MovieChat Forums > The Blob (1988) Discussion > Nice to see a kid dying

Nice to see a kid dying


You don't see that kind of stuff in scary movies. I remember seeing Sleepaway Camp when a bunch of kids around 8 - 10 years die too.
The 80' has some major balls

reply

Agreed ;-)

reply

Were there kids dieing in this movie?! Hot Dog! That is nice.

reply

Yeah I remember the first time I watched this movie, the scene when the kid died caught me by surprise.

reply

Just saw this again. There's a sweet scene in the sewer with a kid getting devoured. See ya, bye!

reply

How about when the Blob engulfed that one guy and pulled him through a kitchen faucet?? Gruesome!!

reply

First saw this when I was a kid. Genuinely horrified when I saw that. I thought there was some unspoken rule where anyone under 15 lived no matter how much of a smart a$$ they were in a horror movie, man this blew my mind.

reply

Yup, same here.

reply

Me too lol!watching horror films as a kid,whenever scared,I used to tell myself that kids don't die!

reply

I first remember a kid dying when I saw JAWS in 1975. I think the entire audience was shocked.

reply

We went to Florida the next day after JAWS came out and when we arrived, no one was in the water

reply

Yeah I was thinking that they would, BUT THEY DID! Great movie!!

reply

The 80' has some major balls


The kid just fell into the water on his own in this though didn't he (as opposed to having the monster pull him into the water)? That's still pretty tame. But maybe I'm wrong about how he fell because it was late when I watched this and I was tired.
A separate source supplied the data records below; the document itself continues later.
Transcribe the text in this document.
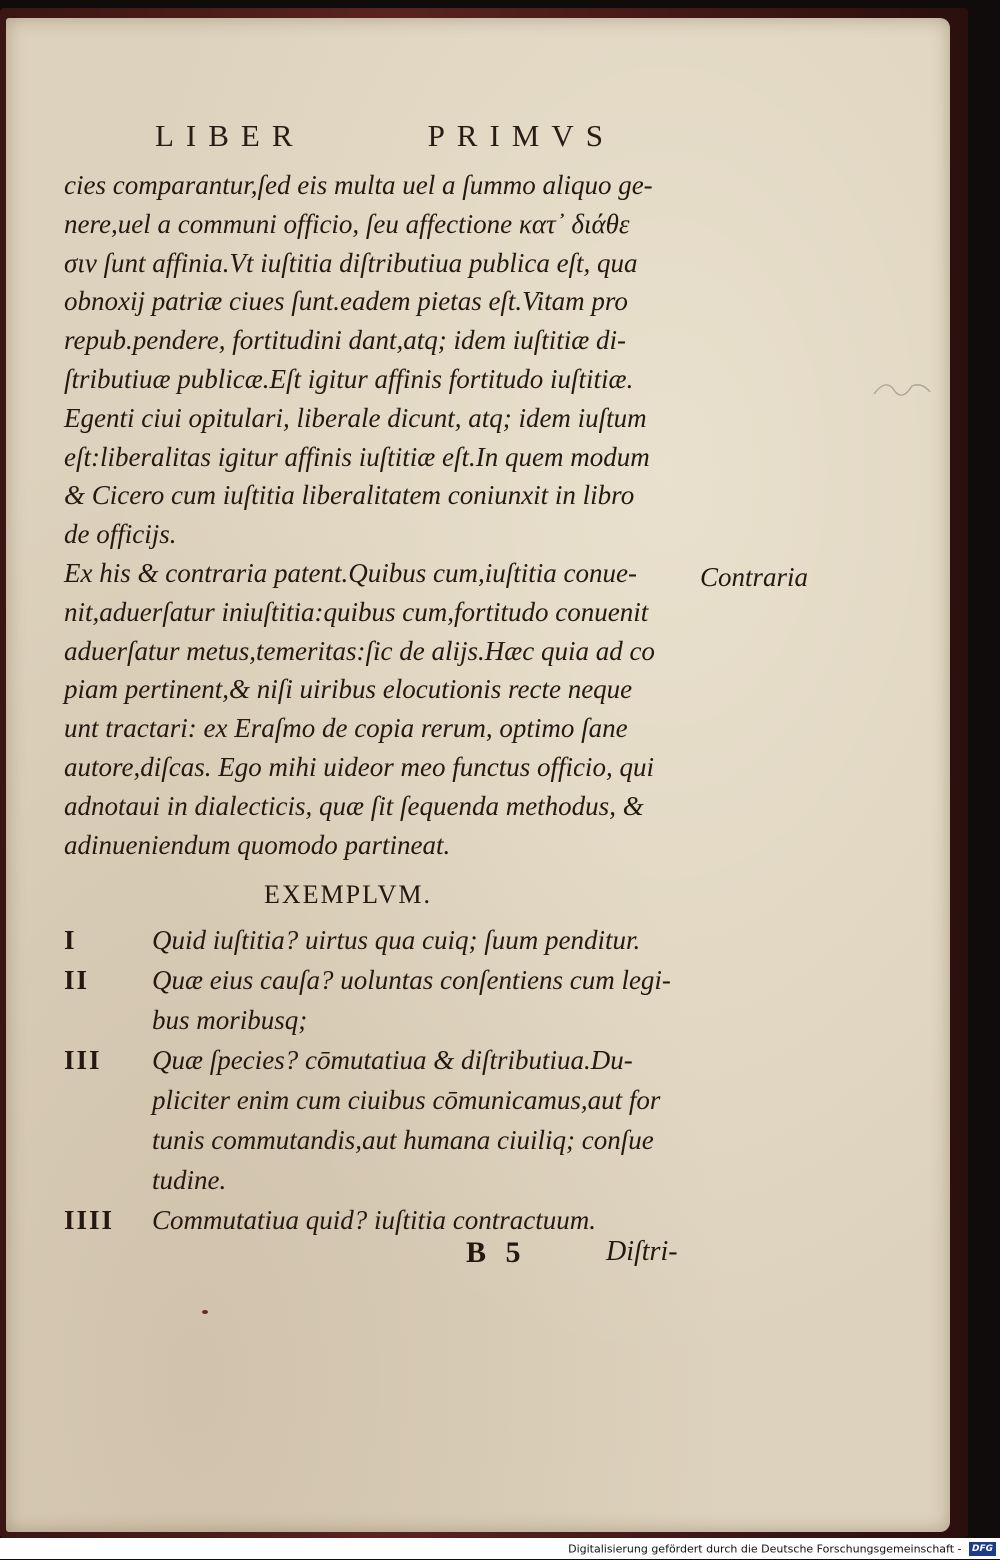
LIBER	PRIMVS
cies comparantur,ſed eis multa uel a ſummo aliquo ge-
nere,uel a communi officio, ſeu affectione κατ᾽ διάθε
σιν ſunt affinia.Vt iuſtitia diſtributiua publica eſt, qua
obnoxij patriæ ciues ſunt.eadem pietas eſt.Vitam pro
repub.pendere, fortitudini dant,atq; idem iuſtitiæ di-
ſtributiuæ publicæ.Eſt igitur affinis fortitudo iuſtitiæ.
Egenti ciui opitulari, liberale dicunt, atq; idem iuſtum
eſt:liberalitas igitur affinis iuſtitiæ eſt.In quem modum
& Cicero cum iuſtitia liberalitatem coniunxit in libro
de officijs.
Ex his & contraria patent.Quibus cum,iuſtitia conue-
nit,aduerſatur iniuſtitia:quibus cum,fortitudo conuenit
aduerſatur metus,temeritas:ſic de alijs.Hæc quia ad co
piam pertinent,& niſi uiribus elocutionis recte neque
unt tractari: ex Eraſmo de copia rerum, optimo ſane
autore,diſcas. Ego mihi uideor meo functus officio, qui
adnotaui in dialecticis, quæ ſit ſequenda methodus, &
adinueniendum quomodo partineat.
Contraria
EXEMPLVM.
I	Quid iuſtitia? uirtus qua cuiq; ſuum penditur.
II	Quæ eius cauſa? uoluntas conſentiens cum legi-
bus moribusq;
III	Quæ ſpecies? cōmutatiua & diſtributiua.Du-
pliciter enim cum ciuibus cōmunicamus,aut for
tunis commutandis,aut humana ciuiliq; conſue
tudine.
IIII	Commutatiua quid? iuſtitia contractuum.
B 5	Diſtri-
Digitalisierung gefördert durch die Deutsche Forschungsgemeinschaft - DFG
Anyway, the early 1930's definitely had more balls.

For example, in this film:

http://www.imdb.com/title/tt0021884/?ref_=fn_tt_tt_6

...a kid dies in a much more graphic & shocking way as Frankenstein picks her up and throws her into the lake. Actually I found a clip of that on youtube:

https://www.youtube.com/watch?v=v5FtI472Q6I

And other scenes show the father character carrying her corpse all around town. Whereas in this film the kid is never seen again after he falls into the water.

reply

He was pulled into the Blob under the water.

reply

How was that more graphic and shocking?

...they will not be judged by the color of their skin but by the content of their character.

reply

I agree 80s horror films were overall edgier, but kids do die in Slither (2006), and arguably Krampus (2015). It's rarer but it happens. What is worse, I think, is younger audiences today have become completely incapable of accepting "bad endings" where a main character dies or sees no resolution. Everything has to be tied up in a neat bow. Check out the Krampus forums here for a laugh and count how many threads there are trying to justify all the convoluted extra-canon ways the ending could have been happy. It's denial on a massive scale.


Et ses mains ourdiraient les entrailles du prêtre
Au défaut d'un cordon pour étrangler les rois

reply

The more recent IT films killed kids as well.

reply

Its a cultural thing as well. Americans want happy endings more than Europeans.

reply

You rarely see kids die in movies, this and some Troma films are the exceptions in my mind. I'm sure there are others though.

reply

My favorite child death in a horror film is the kid getting run over by a steamroller in Maximum Overdrive.

reply

Pet sematary aswell

reply

Best kids death in movies is the baby beeing hit and tossed screaming through the air by an 88mm shell from a tiger tank driven by nazi-zombies in dead snow 2.

reply

To my knowledge, Halloween III: Season of the Witch and RoboCop 2 have a child dying (the former possibly lots and lots of them, depending on how you interpret the ending).

reply

I wouldn't say "nice"! :-) But, yeah, it definitely takes you aback when you see it, and lets you know that the movie isn't F'ing around!

reply

It reminds me of the ice cream van scene in Assault on Precinct 13.

reply

That was the first thing I thought of as well. Now that was shocking!

reply

I was just thinking of that scrolling down. That was shocking when I saw it as a kid in the 90s.